A hot trend right now is to buy expired domains using tools like RegisterCompass, repurpose them entirely to be about your niche with unique content, and throw contextual links in them to the main site, which are also likely expired. Previously we were buying domains, making them look better than the original sites and keeping them on the original topic they once were, and adding in our links at random. This no longer works and we are working to change our strategy. We haven’t been advising members to go buy domains because of issues like this, and regular outreach works better. Now that the cards have been dealt, it’s okay to start buying.

It is too soon to determine specifics of what the key factors are to making something relevant. We can speculate about titles, site themes, TrustRank based on topic, etc. But the reality is we don’t know and we may never have enough data to make a decision or take action on it. Just try to get on page-relevant articles for now. From a logical perspective, it doesn’t make sense to be limiting to only site-specific themes. Large news sites and personal blogs would not fit this description as they cover so many random topics.

Commercial Intent

A few engineers have been using the phrase “commercial intent” when speaking of Penguin. We are reaching out to Christoph at Link Research Tools to find a way to determine commercial intent using their toolset for better analysis of this. So far, we haven’t seen evidence of this. But we know it’s coming and Google has the data to do so. A new best practice going forward that we will be adding to our Penguin section is a new rotation of anchor text:

Brand (and variations including Inc. INC, etc.)
URL (http://, www, trailing slash)
Phrase-based keywords (almost a sentence)
Actual keywords (still rotated as before)
Generic (we already have a massive listed of generic keywords posted)

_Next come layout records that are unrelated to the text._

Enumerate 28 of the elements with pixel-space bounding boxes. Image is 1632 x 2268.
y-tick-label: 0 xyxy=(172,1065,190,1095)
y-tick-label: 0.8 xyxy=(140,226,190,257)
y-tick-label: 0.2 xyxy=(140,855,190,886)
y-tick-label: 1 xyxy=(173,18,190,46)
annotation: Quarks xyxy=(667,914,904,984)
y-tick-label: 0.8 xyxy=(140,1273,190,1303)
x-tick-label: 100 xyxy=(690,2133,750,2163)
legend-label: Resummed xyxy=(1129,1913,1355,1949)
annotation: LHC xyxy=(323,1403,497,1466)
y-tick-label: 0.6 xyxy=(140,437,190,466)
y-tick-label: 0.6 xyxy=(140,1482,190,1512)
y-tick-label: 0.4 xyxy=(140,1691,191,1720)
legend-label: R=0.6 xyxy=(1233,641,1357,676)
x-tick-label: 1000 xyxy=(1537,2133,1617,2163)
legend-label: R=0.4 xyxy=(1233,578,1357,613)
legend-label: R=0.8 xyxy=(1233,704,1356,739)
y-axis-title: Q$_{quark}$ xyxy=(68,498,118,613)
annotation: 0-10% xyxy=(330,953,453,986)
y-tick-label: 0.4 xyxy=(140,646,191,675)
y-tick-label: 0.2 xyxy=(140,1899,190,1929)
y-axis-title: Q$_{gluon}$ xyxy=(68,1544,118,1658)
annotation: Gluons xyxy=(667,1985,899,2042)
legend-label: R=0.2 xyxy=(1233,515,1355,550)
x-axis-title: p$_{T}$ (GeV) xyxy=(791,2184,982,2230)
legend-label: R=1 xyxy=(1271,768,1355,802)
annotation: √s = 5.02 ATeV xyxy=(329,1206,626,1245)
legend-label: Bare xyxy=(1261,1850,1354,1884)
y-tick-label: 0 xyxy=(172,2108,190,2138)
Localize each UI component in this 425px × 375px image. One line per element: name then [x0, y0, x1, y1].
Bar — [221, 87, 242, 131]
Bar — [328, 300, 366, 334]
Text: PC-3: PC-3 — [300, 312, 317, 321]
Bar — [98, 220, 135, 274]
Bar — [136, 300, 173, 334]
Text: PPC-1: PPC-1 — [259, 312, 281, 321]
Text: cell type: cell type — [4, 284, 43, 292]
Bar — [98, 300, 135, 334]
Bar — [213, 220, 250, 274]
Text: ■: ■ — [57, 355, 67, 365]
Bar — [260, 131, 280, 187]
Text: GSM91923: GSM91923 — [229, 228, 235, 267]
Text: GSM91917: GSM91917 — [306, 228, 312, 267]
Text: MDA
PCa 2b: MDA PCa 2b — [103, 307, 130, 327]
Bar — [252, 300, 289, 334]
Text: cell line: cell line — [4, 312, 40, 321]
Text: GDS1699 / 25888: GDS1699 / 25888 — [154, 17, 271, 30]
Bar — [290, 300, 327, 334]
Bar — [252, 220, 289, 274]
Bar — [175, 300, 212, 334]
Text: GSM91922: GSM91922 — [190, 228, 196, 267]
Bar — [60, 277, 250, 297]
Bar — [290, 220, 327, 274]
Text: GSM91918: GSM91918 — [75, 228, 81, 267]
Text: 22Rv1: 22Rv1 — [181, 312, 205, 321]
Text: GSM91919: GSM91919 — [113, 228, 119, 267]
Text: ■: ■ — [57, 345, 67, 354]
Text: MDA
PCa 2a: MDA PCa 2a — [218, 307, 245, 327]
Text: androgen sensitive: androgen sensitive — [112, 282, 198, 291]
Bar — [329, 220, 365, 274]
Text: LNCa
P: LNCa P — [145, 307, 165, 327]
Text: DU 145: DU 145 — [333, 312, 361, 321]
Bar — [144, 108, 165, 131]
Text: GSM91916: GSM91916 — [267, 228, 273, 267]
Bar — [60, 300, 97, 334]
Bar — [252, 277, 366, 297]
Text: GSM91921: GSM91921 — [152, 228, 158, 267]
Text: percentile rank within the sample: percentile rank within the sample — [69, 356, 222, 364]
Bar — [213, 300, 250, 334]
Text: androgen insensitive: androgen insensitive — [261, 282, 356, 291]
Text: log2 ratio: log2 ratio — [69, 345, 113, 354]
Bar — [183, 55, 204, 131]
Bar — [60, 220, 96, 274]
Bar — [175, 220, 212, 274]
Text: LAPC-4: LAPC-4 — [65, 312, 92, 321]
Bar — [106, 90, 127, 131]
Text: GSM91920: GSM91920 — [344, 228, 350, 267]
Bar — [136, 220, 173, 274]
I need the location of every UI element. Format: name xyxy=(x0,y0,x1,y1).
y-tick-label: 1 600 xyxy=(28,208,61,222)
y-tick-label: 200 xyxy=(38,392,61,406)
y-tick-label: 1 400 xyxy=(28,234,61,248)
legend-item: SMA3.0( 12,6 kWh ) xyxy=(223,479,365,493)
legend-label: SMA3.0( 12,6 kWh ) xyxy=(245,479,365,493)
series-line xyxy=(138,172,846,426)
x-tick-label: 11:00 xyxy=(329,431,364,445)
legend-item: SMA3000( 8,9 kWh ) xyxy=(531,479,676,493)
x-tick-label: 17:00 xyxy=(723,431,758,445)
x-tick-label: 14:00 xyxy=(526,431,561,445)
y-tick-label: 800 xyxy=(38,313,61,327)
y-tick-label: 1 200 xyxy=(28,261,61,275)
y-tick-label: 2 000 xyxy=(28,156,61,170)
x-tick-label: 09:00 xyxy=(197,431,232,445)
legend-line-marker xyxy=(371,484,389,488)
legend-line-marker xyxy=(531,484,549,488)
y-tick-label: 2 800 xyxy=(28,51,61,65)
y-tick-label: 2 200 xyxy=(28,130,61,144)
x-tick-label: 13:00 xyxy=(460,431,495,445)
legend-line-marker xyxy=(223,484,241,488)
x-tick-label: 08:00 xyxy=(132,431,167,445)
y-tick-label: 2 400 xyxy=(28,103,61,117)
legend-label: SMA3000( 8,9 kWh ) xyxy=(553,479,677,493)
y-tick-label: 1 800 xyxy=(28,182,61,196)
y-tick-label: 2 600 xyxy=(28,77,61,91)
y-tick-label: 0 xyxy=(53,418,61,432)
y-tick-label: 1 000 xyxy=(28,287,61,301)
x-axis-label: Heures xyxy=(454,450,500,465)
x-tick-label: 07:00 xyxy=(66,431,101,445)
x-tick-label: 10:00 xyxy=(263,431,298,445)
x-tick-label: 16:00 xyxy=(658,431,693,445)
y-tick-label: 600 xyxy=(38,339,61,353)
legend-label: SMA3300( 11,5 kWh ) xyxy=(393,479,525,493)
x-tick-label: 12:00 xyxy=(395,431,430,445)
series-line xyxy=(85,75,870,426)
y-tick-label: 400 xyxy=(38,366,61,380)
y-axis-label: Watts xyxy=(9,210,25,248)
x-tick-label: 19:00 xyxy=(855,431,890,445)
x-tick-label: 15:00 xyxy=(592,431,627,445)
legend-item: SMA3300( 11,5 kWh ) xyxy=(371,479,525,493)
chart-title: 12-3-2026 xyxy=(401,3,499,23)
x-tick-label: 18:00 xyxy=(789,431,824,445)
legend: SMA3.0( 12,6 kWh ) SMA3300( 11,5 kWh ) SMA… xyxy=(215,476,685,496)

CTR Manipulation & Data Center Variations: Rank Tracking Nightmares

Faking clicks in Google search was something we tested in 2012 and it ultimately failed. We heard reports of it working again, and tried it. It seems to have worked for our data center. Jumping from #9 to #1 in a weekend post-Penguin with no other modifications is unreal. Google knows it needs social data to determine “what is best” – but CTR should not be the method. We encourage you to test this on your own by searching your main keyword and clicking on your result from various IPs (local) and devices. We have 40% confidence in this being a strong factor moving forward.

The real problem this presents is results are vastly different across the entire US. You can be #1 in North Carolina and #6 in California for a normal non-location based keyword. It makes no sense. For local marketers, this is great news as you can easily fake your CTR. It seems that Google currently has no way of sharing CTR statistics between data centers.

NoCache, NoPanda?

This is on our radar. When Panda was rolled into the algorithm so it didn’t have to be manually updated, it always runs with the cache date of the URL. In other words, you can’t do the Panda CP test on an article until it is cached (indexed alone isn’t enough).

We had proof and later received confirmation from an engineer that applying noindex to a duplicate article does relieve the Panda penalties. But now the question is, what about nocache? If Panda makes the decision of duplicate content based on the cache data, and you aren’t in the cache, how can you be penalized?

We will be testing this. Feel free to test it yourselves on non-money sites.